5_theseus/4_dynamic_data_collection.typ

@@ -5,7 +5,7 @@
 To perform the transformations described in @sec:th-trans, we need information like the name and signature of the method called with reflection, or the actual bytecode loaded dynamically.
 We decided to collect that information through dynamic analysis.
 We saw in @sec:bg different contributions that collect this kind of information.
-In the end, we decided to keep the analysis as simple as possible, so we avoided using a custom Android build like DexHunter, and instead used Frida (see @sec:bg-frida) to instrument the application and intercept calls of the methods of interest.

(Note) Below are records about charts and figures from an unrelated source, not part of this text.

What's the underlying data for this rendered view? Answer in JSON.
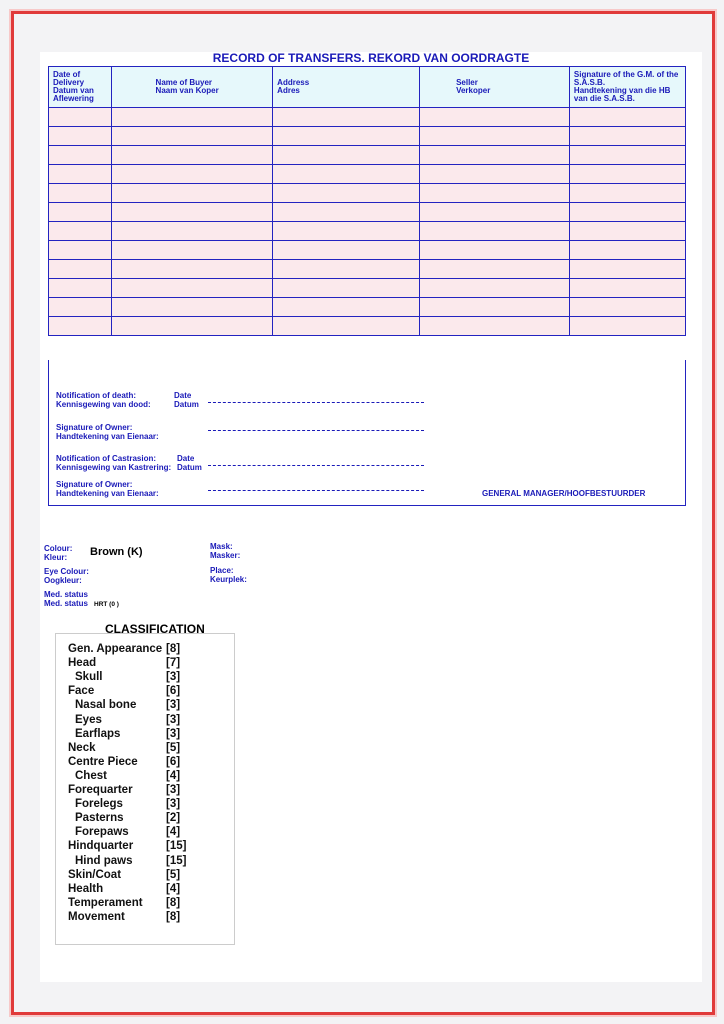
{
  "title": "RECORD OF TRANSFERS. REKORD VAN OORDRAGTE",
  "columns": [
    {
      "en": "Date of Delivery",
      "af": "Datum van Aflewering"
    },
    {
      "en": "Name of Buyer",
      "af": "Naam van Koper"
    },
    {
      "en": "Address",
      "af": "Adres"
    },
    {
      "en": "Seller",
      "af": "Verkoper"
    },
    {
      "en": "Signature of the G.M. of the S.A.S.B.",
      "af": "Handtekening van die HB van die S.A.S.B."
    }
  ],
  "notices": {
    "death_en": "Notification of death:",
    "death_af": "Kennisgewing van dood:",
    "date_en": "Date",
    "date_af": "Datum",
    "owner_en": "Signature of Owner:",
    "owner_af": "Handtekening van Eienaar:",
    "castr_en": "Notification of Castrasion:",
    "castr_af": "Kennisgewing van Kastrering:",
    "gm": "GENERAL MANAGER/HOOFBESTUURDER"
  },
  "details": {
    "colour_en": "Colour:",
    "colour_af": "Kleur:",
    "colour_value": "Brown  (K)",
    "mask_en": "Mask:",
    "mask_af": "Masker:",
    "eye_en": "Eye Colour:",
    "eye_af": "Oogkleur:",
    "place_en": "Place:",
    "place_af": "Keurplek:",
    "med1": "Med. status",
    "med2": "Med. status",
    "med_value": "HRT (0 )"
  },
  "classification": {
    "title": "CLASSIFICATION",
    "items": [
      {
        "label": "Gen. Appearance",
        "score": "[8]",
        "indent": 0
      },
      {
        "label": "Head",
        "score": "[7]",
        "indent": 0
      },
      {
        "label": "Skull",
        "score": "[3]",
        "indent": 1
      },
      {
        "label": "Face",
        "score": "[6]",
        "indent": 0
      },
      {
        "label": "Nasal bone",
        "score": "[3]",
        "indent": 1
      },
      {
        "label": "Eyes",
        "score": "[3]",
        "indent": 1
      },
      {
        "label": "Earflaps",
        "score": "[3]",
        "indent": 1
      },
      {
        "label": "Neck",
        "score": "[5]",
        "indent": 0
      },
      {
        "label": "Centre Piece",
        "score": "[6]",
        "indent": 0
      },
      {
        "label": "Chest",
        "score": "[4]",
        "indent": 1
      },
      {
        "label": "Forequarter",
        "score": "[3]",
        "indent": 0
      },
      {
        "label": "Forelegs",
        "score": "[3]",
        "indent": 1
      },
      {
        "label": "Pasterns",
        "score": "[2]",
        "indent": 1
      },
      {
        "label": "Forepaws",
        "score": "[4]",
        "indent": 1
      },
      {
        "label": "Hindquarter",
        "score": "[15]",
        "indent": 0
      },
      {
        "label": "Hind paws",
        "score": "[15]",
        "indent": 1
      },
      {
        "label": "Skin/Coat",
        "score": "[5]",
        "indent": 0
      },
      {
        "label": "Health",
        "score": "[4]",
        "indent": 0
      },
      {
        "label": "Temperament",
        "score": "[8]",
        "indent": 0
      },
      {
        "label": "Movement",
        "score": "[8]",
        "indent": 0
      }
    ]
  }
}
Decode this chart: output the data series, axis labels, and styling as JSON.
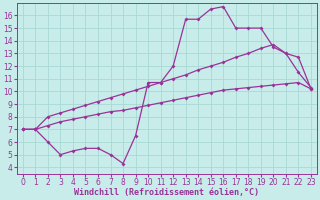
{
  "background_color": "#c8ece9",
  "grid_color": "#a8d8d4",
  "line_color": "#993399",
  "marker": "D",
  "markersize": 2,
  "linewidth": 0.9,
  "xlabel": "Windchill (Refroidissement éolien,°C)",
  "xlabel_fontsize": 6,
  "tick_fontsize": 5.5,
  "xlim": [
    -0.5,
    23.5
  ],
  "ylim": [
    3.5,
    17.0
  ],
  "xticks": [
    0,
    1,
    2,
    3,
    4,
    5,
    6,
    7,
    8,
    9,
    10,
    11,
    12,
    13,
    14,
    15,
    16,
    17,
    18,
    19,
    20,
    21,
    22,
    23
  ],
  "yticks": [
    4,
    5,
    6,
    7,
    8,
    9,
    10,
    11,
    12,
    13,
    14,
    15,
    16
  ],
  "curve1_x": [
    0,
    1,
    2,
    3,
    4,
    5,
    6,
    7,
    8,
    9,
    10,
    11,
    12,
    13,
    14,
    15,
    16,
    17,
    18,
    19,
    20,
    21,
    22,
    23
  ],
  "curve1_y": [
    7.0,
    7.0,
    7.3,
    7.6,
    7.8,
    8.0,
    8.2,
    8.4,
    8.5,
    8.7,
    8.9,
    9.1,
    9.3,
    9.5,
    9.7,
    9.9,
    10.1,
    10.2,
    10.3,
    10.4,
    10.5,
    10.6,
    10.7,
    10.2
  ],
  "curve2_x": [
    0,
    1,
    2,
    3,
    4,
    5,
    6,
    7,
    8,
    9,
    10,
    11,
    12,
    13,
    14,
    15,
    16,
    17,
    18,
    19,
    20,
    21,
    22,
    23
  ],
  "curve2_y": [
    7.0,
    7.0,
    8.0,
    8.3,
    8.6,
    8.9,
    9.2,
    9.5,
    9.8,
    10.1,
    10.4,
    10.7,
    11.0,
    11.3,
    11.7,
    12.0,
    12.3,
    12.7,
    13.0,
    13.4,
    13.7,
    13.0,
    12.7,
    10.2
  ],
  "curve3_x": [
    0,
    1,
    2,
    3,
    4,
    5,
    6,
    7,
    8,
    9,
    10,
    11,
    12,
    13,
    14,
    15,
    16,
    17,
    18,
    19,
    20,
    21,
    22,
    23
  ],
  "curve3_y": [
    7.0,
    7.0,
    6.0,
    5.0,
    5.3,
    5.5,
    5.5,
    5.0,
    4.3,
    6.5,
    10.7,
    10.7,
    12.0,
    15.7,
    15.7,
    16.5,
    16.7,
    15.0,
    15.0,
    15.0,
    13.5,
    13.0,
    11.5,
    10.3
  ]
}
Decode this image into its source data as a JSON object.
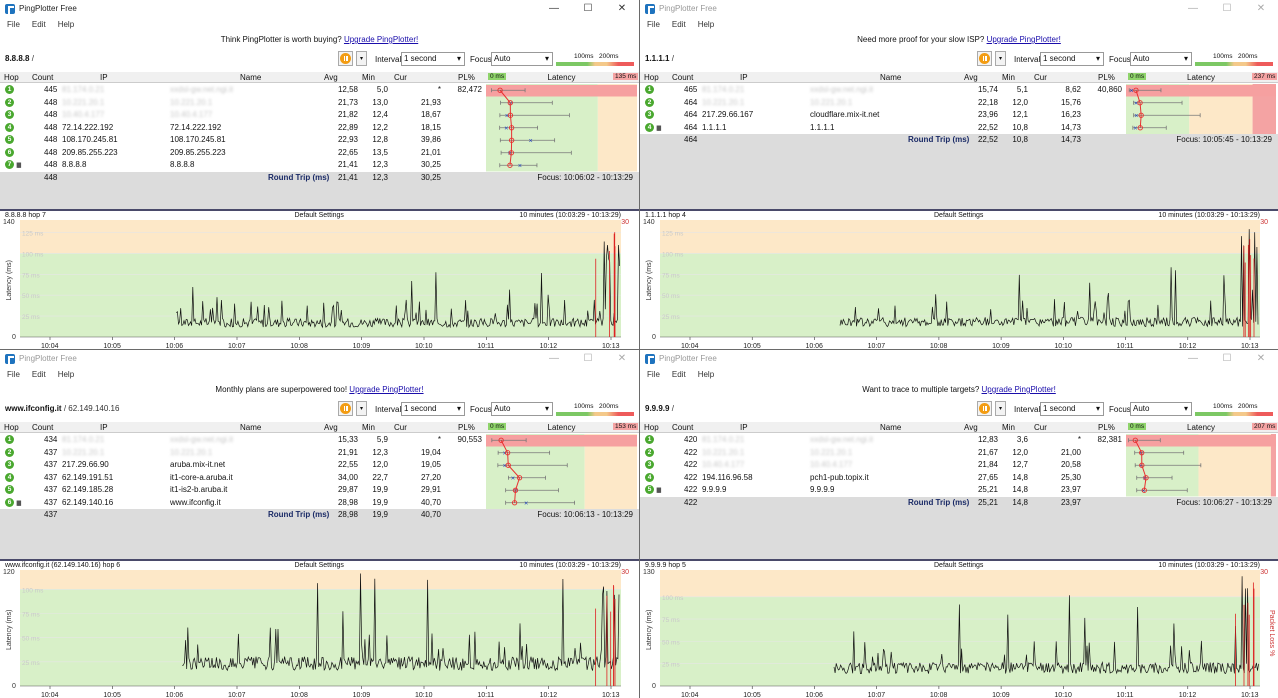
{
  "app_title": "PingPlotter Free",
  "menu": [
    "File",
    "Edit",
    "Help"
  ],
  "upgrade_link": "Upgrade PingPlotter!",
  "toolbar": {
    "interval_label": "Interval",
    "interval_value": "1 second",
    "focus_label": "Focus",
    "focus_value": "Auto",
    "scale_100": "100ms",
    "scale_200": "200ms"
  },
  "columns": {
    "hop": "Hop",
    "count": "Count",
    "ip": "IP",
    "name": "Name",
    "avg": "Avg",
    "min": "Min",
    "cur": "Cur",
    "pl": "PL%",
    "latency": "Latency"
  },
  "round_trip_label": "Round Trip (ms)",
  "graph": {
    "default_settings": "Default Settings",
    "latency_axis": "Latency (ms)",
    "packet_loss_axis": "Packet Loss %",
    "pl_max": "30",
    "range": "10 minutes (10:03:29 - 10:13:29)"
  },
  "windows": [
    {
      "active": true,
      "promo": "Think PingPlotter is worth buying?",
      "target": "8.8.8.8",
      "target_suffix": " /",
      "lat_zero": "0 ms",
      "lat_max": "135 ms",
      "hops": [
        {
          "hop": "1",
          "count": "445",
          "ip": "81.174.0.21",
          "name": "xxdsl-gw.net.ngi.it",
          "avg": "12,58",
          "min": "5,0",
          "cur": "*",
          "pl": "82,472",
          "masked": true
        },
        {
          "hop": "2",
          "count": "448",
          "ip": "10.221.20.1",
          "name": "10.221.20.1",
          "avg": "21,73",
          "min": "13,0",
          "cur": "21,93",
          "pl": "",
          "masked": true
        },
        {
          "hop": "3",
          "count": "448",
          "ip": "10.40.4.177",
          "name": "10.40.4.177",
          "avg": "21,82",
          "min": "12,4",
          "cur": "18,67",
          "pl": "",
          "masked": true
        },
        {
          "hop": "4",
          "count": "448",
          "ip": "72.14.222.192",
          "name": "72.14.222.192",
          "avg": "22,89",
          "min": "12,2",
          "cur": "18,15",
          "pl": "",
          "masked": false
        },
        {
          "hop": "5",
          "count": "448",
          "ip": "108.170.245.81",
          "name": "108.170.245.81",
          "avg": "22,93",
          "min": "12,8",
          "cur": "39,86",
          "pl": "",
          "masked": false
        },
        {
          "hop": "6",
          "count": "448",
          "ip": "209.85.255.223",
          "name": "209.85.255.223",
          "avg": "22,65",
          "min": "13,5",
          "cur": "21,01",
          "pl": "",
          "masked": false
        },
        {
          "hop": "7",
          "count": "448",
          "ip": "8.8.8.8",
          "name": "8.8.8.8",
          "avg": "21,41",
          "min": "12,3",
          "cur": "30,25",
          "pl": "",
          "masked": false
        }
      ],
      "rt": {
        "count": "448",
        "avg": "21,41",
        "min": "12,3",
        "cur": "30,25"
      },
      "focus_range": "Focus: 10:06:02 - 10:13:29",
      "graph_title": "8.8.8.8 hop 7",
      "y_max": "140",
      "y_ticks": [
        "125 ms",
        "100 ms",
        "75 ms",
        "50 ms",
        "25 ms"
      ],
      "x_ticks": [
        "10:04",
        "10:05",
        "10:06",
        "10:07",
        "10:08",
        "10:09",
        "10:10",
        "10:11",
        "10:12",
        "10:13"
      ]
    },
    {
      "active": false,
      "promo": "Need more proof for your slow ISP?",
      "target": "1.1.1.1",
      "target_suffix": " /",
      "lat_zero": "0 ms",
      "lat_max": "237 ms",
      "hops": [
        {
          "hop": "1",
          "count": "465",
          "ip": "81.174.0.21",
          "name": "xxdsl-gw.net.ngi.it",
          "avg": "15,74",
          "min": "5,1",
          "cur": "8,62",
          "pl": "40,860",
          "masked": true
        },
        {
          "hop": "2",
          "count": "464",
          "ip": "10.221.20.1",
          "name": "10.221.20.1",
          "avg": "22,18",
          "min": "12,0",
          "cur": "15,76",
          "pl": "",
          "masked": true
        },
        {
          "hop": "3",
          "count": "464",
          "ip": "217.29.66.167",
          "name": "cloudflare.mix-it.net",
          "avg": "23,96",
          "min": "12,1",
          "cur": "16,23",
          "pl": "",
          "masked": false
        },
        {
          "hop": "4",
          "count": "464",
          "ip": "1.1.1.1",
          "name": "1.1.1.1",
          "avg": "22,52",
          "min": "10,8",
          "cur": "14,73",
          "pl": "",
          "masked": false
        }
      ],
      "rt": {
        "count": "464",
        "avg": "22,52",
        "min": "10,8",
        "cur": "14,73"
      },
      "focus_range": "Focus: 10:05:45 - 10:13:29",
      "graph_title": "1.1.1.1 hop 4",
      "y_max": "140",
      "y_ticks": [
        "125 ms",
        "100 ms",
        "75 ms",
        "50 ms",
        "25 ms"
      ],
      "x_ticks": [
        "10:04",
        "10:05",
        "10:06",
        "10:07",
        "10:08",
        "10:09",
        "10:10",
        "10:11",
        "10:12",
        "10:13"
      ]
    },
    {
      "active": false,
      "promo": "Monthly plans are superpowered too!",
      "target": "www.ifconfig.it",
      "target_suffix": " / 62.149.140.16",
      "lat_zero": "0 ms",
      "lat_max": "153 ms",
      "hops": [
        {
          "hop": "1",
          "count": "434",
          "ip": "81.174.0.21",
          "name": "xxdsl-gw.net.ngi.it",
          "avg": "15,33",
          "min": "5,9",
          "cur": "*",
          "pl": "90,553",
          "masked": true
        },
        {
          "hop": "2",
          "count": "437",
          "ip": "10.221.20.1",
          "name": "10.221.20.1",
          "avg": "21,91",
          "min": "12,3",
          "cur": "19,04",
          "pl": "",
          "masked": true
        },
        {
          "hop": "3",
          "count": "437",
          "ip": "217.29.66.90",
          "name": "aruba.mix-it.net",
          "avg": "22,55",
          "min": "12,0",
          "cur": "19,05",
          "pl": "",
          "masked": false
        },
        {
          "hop": "4",
          "count": "437",
          "ip": "62.149.191.51",
          "name": "it1-core-a.aruba.it",
          "avg": "34,00",
          "min": "22,7",
          "cur": "27,20",
          "pl": "",
          "masked": false
        },
        {
          "hop": "5",
          "count": "437",
          "ip": "62.149.185.28",
          "name": "it1-is2-b.aruba.it",
          "avg": "29,87",
          "min": "19,9",
          "cur": "29,91",
          "pl": "",
          "masked": false
        },
        {
          "hop": "6",
          "count": "437",
          "ip": "62.149.140.16",
          "name": "www.ifconfig.it",
          "avg": "28,98",
          "min": "19,9",
          "cur": "40,70",
          "pl": "",
          "masked": false
        }
      ],
      "rt": {
        "count": "437",
        "avg": "28,98",
        "min": "19,9",
        "cur": "40,70"
      },
      "focus_range": "Focus: 10:06:13 - 10:13:29",
      "graph_title": "www.ifconfig.it (62.149.140.16) hop 6",
      "y_max": "120",
      "y_ticks": [
        "100 ms",
        "75 ms",
        "50 ms",
        "25 ms"
      ],
      "x_ticks": [
        "10:04",
        "10:05",
        "10:06",
        "10:07",
        "10:08",
        "10:09",
        "10:10",
        "10:11",
        "10:12",
        "10:13"
      ]
    },
    {
      "active": false,
      "promo": "Want to trace to multiple targets?",
      "target": "9.9.9.9",
      "target_suffix": " /",
      "lat_zero": "0 ms",
      "lat_max": "207 ms",
      "hops": [
        {
          "hop": "1",
          "count": "420",
          "ip": "81.174.0.21",
          "name": "xxdsl-gw.net.ngi.it",
          "avg": "12,83",
          "min": "3,6",
          "cur": "*",
          "pl": "82,381",
          "masked": true
        },
        {
          "hop": "2",
          "count": "422",
          "ip": "10.221.20.1",
          "name": "10.221.20.1",
          "avg": "21,67",
          "min": "12,0",
          "cur": "21,00",
          "pl": "",
          "masked": true
        },
        {
          "hop": "3",
          "count": "422",
          "ip": "10.40.4.177",
          "name": "10.40.4.177",
          "avg": "21,84",
          "min": "12,7",
          "cur": "20,58",
          "pl": "",
          "masked": true
        },
        {
          "hop": "4",
          "count": "422",
          "ip": "194.116.96.58",
          "name": "pch1-pub.topix.it",
          "avg": "27,65",
          "min": "14,8",
          "cur": "25,30",
          "pl": "",
          "masked": false
        },
        {
          "hop": "5",
          "count": "422",
          "ip": "9.9.9.9",
          "name": "9.9.9.9",
          "avg": "25,21",
          "min": "14,8",
          "cur": "23,97",
          "pl": "",
          "masked": false
        }
      ],
      "rt": {
        "count": "422",
        "avg": "25,21",
        "min": "14,8",
        "cur": "23,97"
      },
      "focus_range": "Focus: 10:06:27 - 10:13:29",
      "graph_title": "9.9.9.9 hop 5",
      "y_max": "130",
      "y_ticks": [
        "100 ms",
        "75 ms",
        "50 ms",
        "25 ms"
      ],
      "x_ticks": [
        "10:04",
        "10:05",
        "10:06",
        "10:07",
        "10:08",
        "10:09",
        "10:10",
        "10:11",
        "10:12",
        "10:13"
      ]
    }
  ],
  "colors": {
    "good": "#d8f0c8",
    "warn": "#fde8c8",
    "bad": "#f4a3a3",
    "trace": "#e83030",
    "accent": "#1e73be"
  }
}
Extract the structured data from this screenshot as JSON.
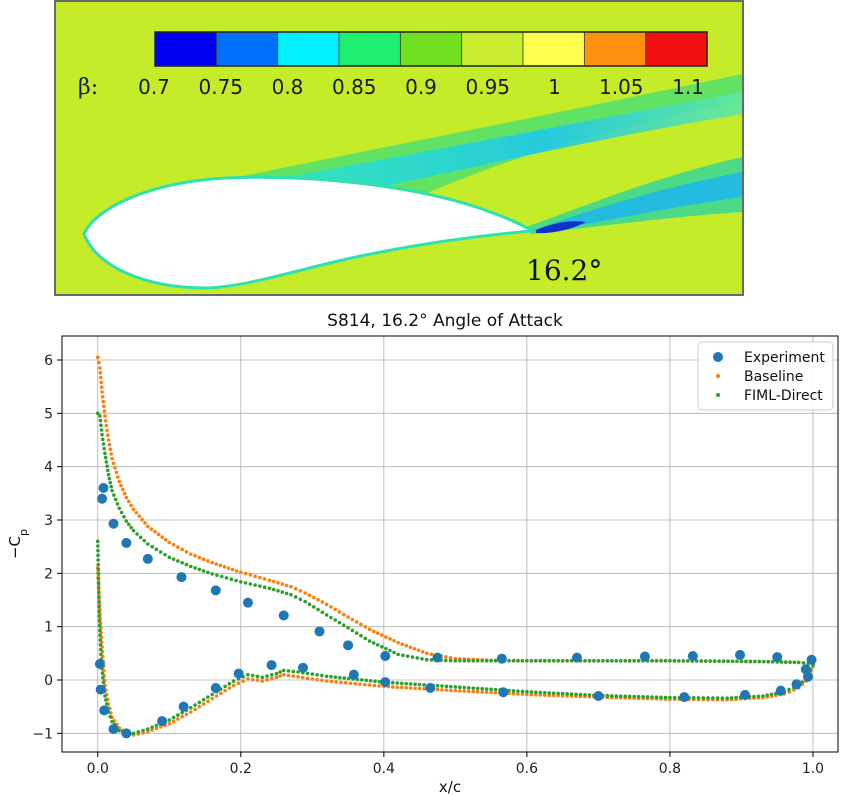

+In the end, we decided to keep the analysis as simple as possible, so we avoided using a custom Android build like DexHunter, and instead used Frida to instrument the application and intercept calls of the methods of interest.
 @sec:th-fr-dcl present our approach to collect dynamically loaded bytecode, and @sec:th-fr-ref present our approach to collect the reflection data.
 Because using dynamic analysis raises the concern of coverage, we also need some interaction with the application during the analysis.
 Ideally, a reverse engineer would do the interaction.